Cancer Res. 2009 Jun 23. [Epub ahead of print]
Antitumor Activity of Gemcitabine and Oxaliplatin Is Augmented by Thymoquinone in Pancreatic Cancer.
Banerjee S, Kaseb AO, Wang Z, Kong D, Mohammad M, Padhye S, Sarkar FH, Mohammad RM.
Department of Pathology and Division of Hematology and Oncology, Barbara Ann Karmanos Cancer Institute, Wayne State University School of Medicine, Detroit, Michigan; and Department of Gastrointestinal Medical Oncology, University of Texas M. D. Anderson Cancer Center, Houston, Texas.
Previous studies have shown biological activity of thymoquinone, an active compound extracted from Nigella sativa, in pancreatic cancer cells; however, preclinical animal studies are lacking. Here, we report, for the first time, the chemosensitizing effect of thymoquinone to conventional chemotherapeutic agents both in vitro and in vivo using an orthotopic model of pancreatic cancer. In vitro studies revealed that preexposure of cells with thymoquinone (25 micromol/L) for 48 h followed by gemcitabine or oxaliplatin resulted in 60% to 80% growth inhibition compared with 15% to 25% when gemcitabine or oxaliplatin was used alone. Moreover, we found that thymoquinone could potentiate the killing of pancreatic cancer cells induced by chemotherapeutic agents by down-regulation of nuclear factor-kappaB (NF-kappaB), Bcl-2 family, and NF-kappaB-dependent antiapoptotic genes (X-linked inhibitors of apoptosis, survivin, and cyclooxygenase-2). As shown previously by our laboratory, NF-kappaB gets activated on exposure of pancreatic cancer cells to conventional chemotherapeutic agents; interestingly, thymoquinone was able to down-regulate NF-kappaB in vitro, resulting in chemosensitization. In addition to in vitro results, here we show for the first time, that thymoquinone in combination with gemcitabine and/or oxaliplatin is much more effective as an antitumor agent compared with either agent alone.
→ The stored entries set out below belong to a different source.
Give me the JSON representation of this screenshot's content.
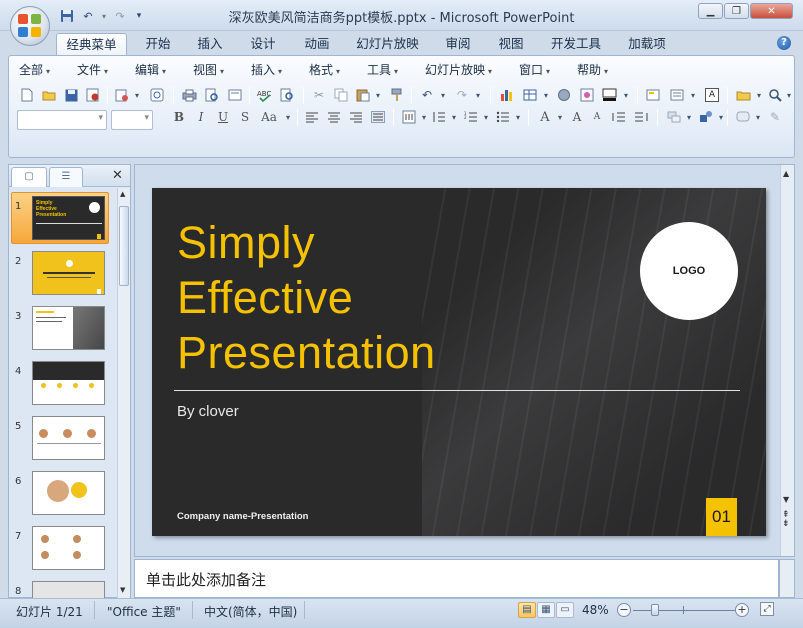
{
  "window": {
    "title": "深灰欧美风简洁商务ppt模板.pptx - Microsoft PowerPoint",
    "controls": [
      "minimize",
      "maximize",
      "close"
    ]
  },
  "quick_access": [
    "save-icon",
    "undo-icon",
    "redo-icon",
    "customize-icon"
  ],
  "tabs": [
    {
      "label": "经典菜单",
      "active": true
    },
    {
      "label": "开始"
    },
    {
      "label": "插入"
    },
    {
      "label": "设计"
    },
    {
      "label": "动画"
    },
    {
      "label": "幻灯片放映"
    },
    {
      "label": "审阅"
    },
    {
      "label": "视图"
    },
    {
      "label": "开发工具"
    },
    {
      "label": "加载项"
    }
  ],
  "menus": [
    {
      "label": "全部"
    },
    {
      "label": "文件"
    },
    {
      "label": "编辑"
    },
    {
      "label": "视图"
    },
    {
      "label": "插入"
    },
    {
      "label": "格式"
    },
    {
      "label": "工具"
    },
    {
      "label": "幻灯片放映"
    },
    {
      "label": "窗口"
    },
    {
      "label": "帮助"
    }
  ],
  "toolbar": {
    "bold": "B",
    "italic": "I",
    "underline": "U",
    "shadow": "S",
    "change_case": "Aa",
    "grow_font": "A",
    "shrink_font": "A",
    "textbox": "A"
  },
  "slide_panel": {
    "thumbnails": [
      {
        "num": "1",
        "selected": true,
        "lines": [
          "Simply",
          "Effective",
          "Presentation"
        ]
      },
      {
        "num": "2"
      },
      {
        "num": "3"
      },
      {
        "num": "4"
      },
      {
        "num": "5"
      },
      {
        "num": "6"
      },
      {
        "num": "7"
      },
      {
        "num": "8"
      }
    ]
  },
  "slide": {
    "title_lines": [
      "Simply",
      "Effective",
      "Presentation"
    ],
    "byline": "By clover",
    "logo": "LOGO",
    "company": "Company name-Presentation",
    "page_number": "01",
    "colors": {
      "background": "#2a2a2b",
      "accent": "#f5c200",
      "text": "#ffffff"
    }
  },
  "notes": {
    "placeholder": "单击此处添加备注"
  },
  "status": {
    "slide": "幻灯片 1/21",
    "theme": "\"Office 主题\"",
    "language": "中文(简体，中国)",
    "zoom": "48%",
    "zoom_level": 0.48
  }
}
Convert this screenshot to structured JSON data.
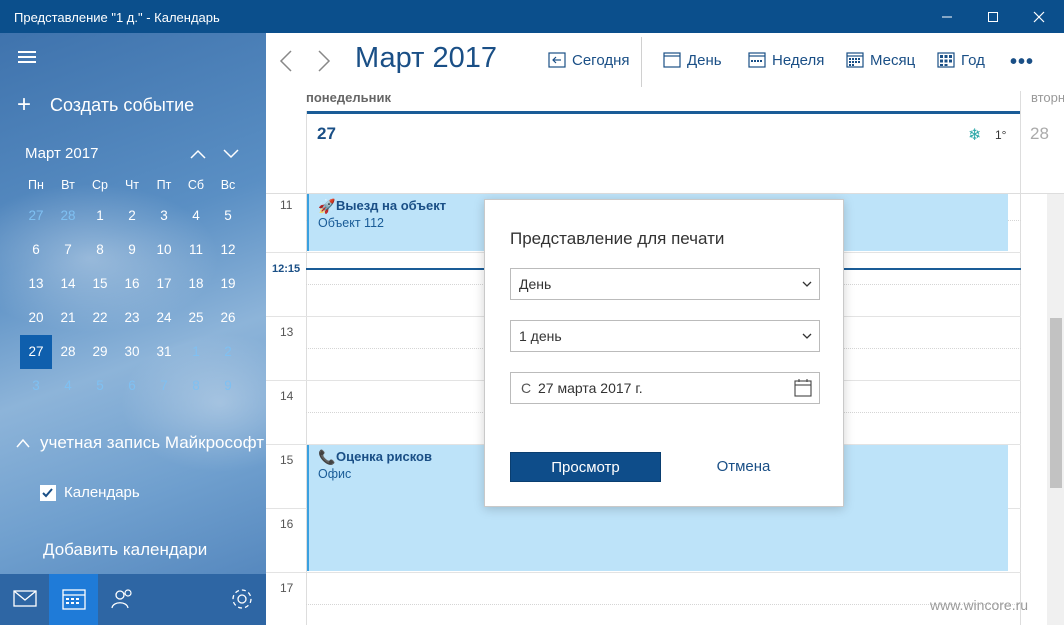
{
  "window": {
    "title": "Представление \"1 д.\" - Календарь"
  },
  "sidebar": {
    "new_event": "Создать событие",
    "mini_month": "Март 2017",
    "weekdays": [
      "Пн",
      "Вт",
      "Ср",
      "Чт",
      "Пт",
      "Сб",
      "Вс"
    ],
    "weeks": [
      [
        "27",
        "28",
        "1",
        "2",
        "3",
        "4",
        "5"
      ],
      [
        "6",
        "7",
        "8",
        "9",
        "10",
        "11",
        "12"
      ],
      [
        "13",
        "14",
        "15",
        "16",
        "17",
        "18",
        "19"
      ],
      [
        "20",
        "21",
        "22",
        "23",
        "24",
        "25",
        "26"
      ],
      [
        "27",
        "28",
        "29",
        "30",
        "31",
        "1",
        "2"
      ],
      [
        "3",
        "4",
        "5",
        "6",
        "7",
        "8",
        "9"
      ]
    ],
    "account": "учетная запись Майкрософт",
    "calendar_item": "Календарь",
    "add_calendars": "Добавить календари"
  },
  "toolbar": {
    "month_title": "Март 2017",
    "today": "Сегодня",
    "day": "День",
    "week": "Неделя",
    "month": "Месяц",
    "year": "Год",
    "more": "•••"
  },
  "day_view": {
    "weekday": "понедельник",
    "weekday_next": "вторник",
    "day_number": "27",
    "day_number_next": "28",
    "weather_icon": "❄",
    "temperature": "1°",
    "current_time": "12:15",
    "hours": [
      "11",
      "13",
      "14",
      "15",
      "16",
      "17"
    ],
    "events": [
      {
        "title": "Выезд на объект",
        "location": "Объект 112",
        "icon": "🚀"
      },
      {
        "title": "Оценка рисков",
        "location": "Офис",
        "icon": "📞"
      }
    ]
  },
  "dialog": {
    "title": "Представление для печати",
    "view_select": "День",
    "range_select": "1 день",
    "date_prefix": "С",
    "date_value": "27 марта 2017 г.",
    "preview_button": "Просмотр",
    "cancel_button": "Отмена"
  },
  "watermark": "www.wincore.ru"
}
Most importantly, our data also showed that a specific target, such as NF-kappaB, was inactivated in animal tumors pretreated with thymoquinone followed by gemcitabine and/or oxaliplatin. These results provide strong in vivo molecular evidence in support of our hypothesis that thymoquinone could abrogate gemcitabine- or oxaliplatin-induced activation of NF-kappaB, resulting in the chemosensitization of pancreatic tumors to conventional therapeutics. [Cancer Res 2009;69(13):5575-83].